Женя вспомнила, что такой разговор действительно был, только её такие вещи мало интересовали, и она пропустила его мимо ушей.
— Ну, тогда я не знаю, Борь, — пожала она плечами. — Вообще, я ничего в этой истории не понимаю. Если о причинах Крыськиного самоубийства знал один Вася…
— Митька тоже мог знать, — горячо перебил её Борис.
— Митька? — Женя вытаращила глаза в изумлении.
— Именно Митька. — Борис помолчал. — Помнишь ту историю с великим уходом Дмитрия Палия из родных пенат?
Женя помнила. Случилось это в начале третьего курса. Они встретились после каникул, и всем немедленно приспичило закатить по этому поводу вечеринку. Как назло, в это время ужесточили пропускную систему в общежитии, и попасть туда в полном составе не удавалось: Дина, Борис и Митя были «городскими», провести их мимо бдительного вахтера не удалось, а все окна первого этажа неожиданно оказались зарешеченными — и где только денег взяли. Тогда Митя предложил поехать в мастерскую его отца, тот как раз был на даче. Пару раз они уже устраивали в огромном помещении под крышей старого четырехэтажного дома весьма удачные пирушки. Неудобство составляли громоздящиеся повсюду подрамники с холстами, которые имели дурную наклонность падать от малейшего прикосновения. Зато в мастерской была сохранившаяся с прежних времен изразцовая печь, которую в холодное время топили всяким деревянным хламом.

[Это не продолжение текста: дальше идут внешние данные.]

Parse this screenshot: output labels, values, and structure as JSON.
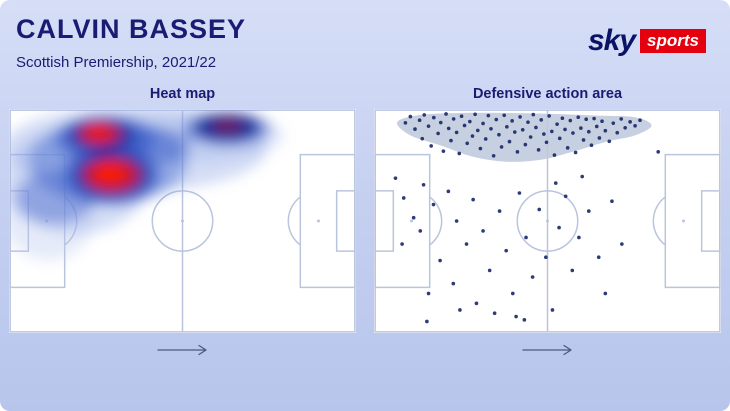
{
  "header": {
    "title": "CALVIN BASSEY",
    "subtitle": "Scottish Premiership, 2021/22"
  },
  "logo": {
    "sky": "sky",
    "sports": "sports"
  },
  "panels": [
    {
      "title": "Heat map"
    },
    {
      "title": "Defensive action area"
    }
  ],
  "colors": {
    "title_navy": "#1b1b74",
    "pitch_line": "#b9c4dd",
    "dot": "#1b2a6b",
    "hull": "#bfc9dd",
    "logo_red": "#e4000f",
    "logo_navy": "#0b1464",
    "arrow": "#4a5a80"
  },
  "chart_data": [
    {
      "type": "heatmap",
      "title": "Heat map",
      "pitch": {
        "length_units": 105,
        "width_units": 68
      },
      "attack_direction": "left-to-right",
      "legend": "red = highest activity, blue = moderate activity, concentrated in own-half left flank (left-back zone)",
      "blobs": [
        {
          "x": 38,
          "y": 12,
          "rx": 40,
          "ry": 13,
          "color": "#93aae6",
          "opacity": 0.4
        },
        {
          "x": 20,
          "y": 22,
          "rx": 22,
          "ry": 16,
          "color": "#93aae6",
          "opacity": 0.4
        },
        {
          "x": 12,
          "y": 32,
          "rx": 14,
          "ry": 14,
          "color": "#b6c5ef",
          "opacity": 0.35
        },
        {
          "x": 55,
          "y": 8,
          "rx": 28,
          "ry": 8,
          "color": "#93aae6",
          "opacity": 0.3
        },
        {
          "x": 30,
          "y": 16,
          "rx": 24,
          "ry": 13,
          "color": "#5577d4",
          "opacity": 0.5
        },
        {
          "x": 29,
          "y": 9,
          "rx": 15,
          "ry": 7,
          "color": "#2b4ec2",
          "opacity": 0.55
        },
        {
          "x": 31,
          "y": 20,
          "rx": 15,
          "ry": 9,
          "color": "#2b4ec2",
          "opacity": 0.55
        },
        {
          "x": 66,
          "y": 6,
          "rx": 13,
          "ry": 5,
          "color": "#2b4ec2",
          "opacity": 0.55
        },
        {
          "x": 14,
          "y": 27,
          "rx": 12,
          "ry": 8,
          "color": "#3a5cc8",
          "opacity": 0.4
        },
        {
          "x": 45,
          "y": 11,
          "rx": 10,
          "ry": 5.5,
          "color": "#2b4ec2",
          "opacity": 0.35
        },
        {
          "x": 28,
          "y": 8,
          "rx": 10,
          "ry": 5,
          "color": "#121f96",
          "opacity": 0.75
        },
        {
          "x": 31,
          "y": 20,
          "rx": 11.5,
          "ry": 7,
          "color": "#121f96",
          "opacity": 0.75
        },
        {
          "x": 66,
          "y": 5.5,
          "rx": 9.5,
          "ry": 4,
          "color": "#0e1a86",
          "opacity": 0.85
        },
        {
          "x": 27.5,
          "y": 7.5,
          "rx": 6.3,
          "ry": 3.3,
          "color": "#d51212",
          "opacity": 0.9
        },
        {
          "x": 31,
          "y": 20,
          "rx": 8.5,
          "ry": 5,
          "color": "#d51212",
          "opacity": 0.92
        },
        {
          "x": 66,
          "y": 5.2,
          "rx": 4.2,
          "ry": 2,
          "color": "#b31a30",
          "opacity": 0.55
        },
        {
          "x": 27,
          "y": 7.2,
          "rx": 3.4,
          "ry": 1.9,
          "color": "#ff1e05",
          "opacity": 0.92
        },
        {
          "x": 30.5,
          "y": 19.5,
          "rx": 4.8,
          "ry": 3,
          "color": "#ff1e05",
          "opacity": 0.95
        }
      ]
    },
    {
      "type": "scatter",
      "title": "Defensive action area",
      "pitch": {
        "length_units": 105,
        "width_units": 68
      },
      "attack_direction": "left-to-right",
      "point_radius": 0.55,
      "hull_points": [
        [
          7,
          4
        ],
        [
          14,
          1.8
        ],
        [
          26,
          1.2
        ],
        [
          40,
          1.2
        ],
        [
          55,
          1.5
        ],
        [
          68,
          2
        ],
        [
          79,
          2.5
        ],
        [
          84,
          5
        ],
        [
          79,
          8
        ],
        [
          70,
          10
        ],
        [
          60,
          13
        ],
        [
          50,
          15.5
        ],
        [
          40,
          16
        ],
        [
          30,
          14.5
        ],
        [
          20,
          11
        ],
        [
          11,
          8
        ]
      ],
      "points": [
        [
          9.5,
          4.2
        ],
        [
          11,
          2.3
        ],
        [
          12.4,
          6.1
        ],
        [
          13.8,
          3.4
        ],
        [
          14.6,
          9
        ],
        [
          15.2,
          1.8
        ],
        [
          16.5,
          5.2
        ],
        [
          17.3,
          11.2
        ],
        [
          18.1,
          2.6
        ],
        [
          19.4,
          7.4
        ],
        [
          20.2,
          4.1
        ],
        [
          21,
          12.8
        ],
        [
          21.8,
          1.5
        ],
        [
          22.6,
          5.9
        ],
        [
          23.3,
          9.6
        ],
        [
          24.1,
          3
        ],
        [
          25,
          7.1
        ],
        [
          25.8,
          13.5
        ],
        [
          26.5,
          2.2
        ],
        [
          27.4,
          5
        ],
        [
          28.2,
          10.4
        ],
        [
          29,
          3.8
        ],
        [
          29.8,
          8.2
        ],
        [
          30.6,
          1.6
        ],
        [
          31.4,
          6.5
        ],
        [
          32.2,
          12
        ],
        [
          33,
          4.4
        ],
        [
          33.8,
          9.1
        ],
        [
          34.6,
          2
        ],
        [
          35.4,
          6
        ],
        [
          36.2,
          14.2
        ],
        [
          37,
          3.2
        ],
        [
          37.8,
          7.8
        ],
        [
          38.6,
          11.5
        ],
        [
          39.4,
          1.9
        ],
        [
          40.2,
          5.4
        ],
        [
          41,
          9.9
        ],
        [
          41.8,
          3.6
        ],
        [
          42.6,
          7
        ],
        [
          43.4,
          13
        ],
        [
          44.2,
          2.4
        ],
        [
          45,
          6.3
        ],
        [
          45.8,
          10.8
        ],
        [
          46.6,
          4
        ],
        [
          47.4,
          8.5
        ],
        [
          48.2,
          1.7
        ],
        [
          49,
          5.6
        ],
        [
          49.8,
          12.4
        ],
        [
          50.6,
          3.3
        ],
        [
          51.4,
          7.6
        ],
        [
          52.2,
          10.1
        ],
        [
          53,
          2.1
        ],
        [
          53.8,
          6.8
        ],
        [
          54.6,
          14
        ],
        [
          55.4,
          4.6
        ],
        [
          56.2,
          8.9
        ],
        [
          57,
          2.8
        ],
        [
          57.8,
          6.2
        ],
        [
          58.6,
          11.8
        ],
        [
          59.4,
          3.5
        ],
        [
          60.2,
          7.3
        ],
        [
          61,
          13.2
        ],
        [
          61.8,
          2.5
        ],
        [
          62.6,
          5.8
        ],
        [
          63.4,
          9.4
        ],
        [
          64.2,
          3.1
        ],
        [
          65,
          6.9
        ],
        [
          65.8,
          11
        ],
        [
          66.6,
          2.9
        ],
        [
          67.4,
          5.3
        ],
        [
          68.2,
          8.8
        ],
        [
          69,
          3.7
        ],
        [
          70,
          6.6
        ],
        [
          71.2,
          9.8
        ],
        [
          72.4,
          4.3
        ],
        [
          73.6,
          7.2
        ],
        [
          74.8,
          3
        ],
        [
          76,
          5.7
        ],
        [
          77.5,
          3.9
        ],
        [
          79,
          5.1
        ],
        [
          80.5,
          3.4
        ],
        [
          6.5,
          21
        ],
        [
          9,
          27
        ],
        [
          12,
          33
        ],
        [
          8.5,
          41
        ],
        [
          15,
          23
        ],
        [
          18,
          29
        ],
        [
          14,
          37
        ],
        [
          20,
          46
        ],
        [
          22.5,
          25
        ],
        [
          25,
          34
        ],
        [
          28,
          41
        ],
        [
          24,
          53
        ],
        [
          30,
          27.5
        ],
        [
          33,
          37
        ],
        [
          35,
          49
        ],
        [
          31,
          59
        ],
        [
          38,
          31
        ],
        [
          40,
          43
        ],
        [
          42,
          56
        ],
        [
          44,
          25.5
        ],
        [
          46,
          39
        ],
        [
          48,
          51
        ],
        [
          50,
          30.5
        ],
        [
          52,
          45
        ],
        [
          54,
          61
        ],
        [
          56,
          36
        ],
        [
          58,
          26.5
        ],
        [
          60,
          49
        ],
        [
          62,
          39
        ],
        [
          65,
          31
        ],
        [
          68,
          45
        ],
        [
          70,
          56
        ],
        [
          45.5,
          64
        ],
        [
          36.5,
          62
        ],
        [
          26,
          61
        ],
        [
          55,
          22.5
        ],
        [
          63,
          20.5
        ],
        [
          72,
          28
        ],
        [
          75,
          41
        ],
        [
          16.5,
          56
        ],
        [
          86,
          13
        ],
        [
          16,
          64.5
        ],
        [
          43,
          63
        ]
      ]
    }
  ]
}
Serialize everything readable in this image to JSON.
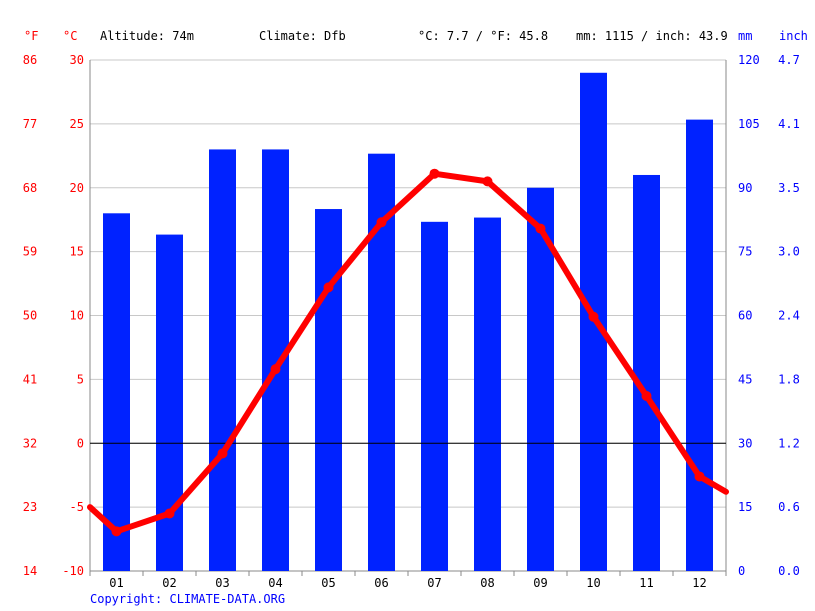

Веселье было в самом разгаре, и вся компания лихо отплясывала при свечах под ритмы «Бони Эм», когда дверь открылась, и появился Александр Викторович. Кто-то, ничего не замечая, продолжал ещё скакать, а кто-то в темноте шарахнулся от неожиданности. Раздался грохот. Что было дальше — неприятно вспоминать. Холст с почти законченным портретом, который Александр Викторович писал на заказ, оказался безнадежно порванным и размазанным. Кто-то ещё пытался оправдываться и защищать Митю, но скандал случился нешуточный. У обоих Палиев характеры были взрывоопасными, и когда младший, злой и всклокоченный, через полчаса спустился к поджидавшей его у дома компании и заявил, что домой ночевать он не поедет, никто особо не удивился. Пару недель Митя кантовался на даче у Дины, а потом сердобольный декан выхлопотал ему место в общежитии, где он и обитал почти до весенней сессии в комнате по соседству с Васиной. А стены между комнатами были сделаны чуть ли не из фанеры — практически каждое слово слышно.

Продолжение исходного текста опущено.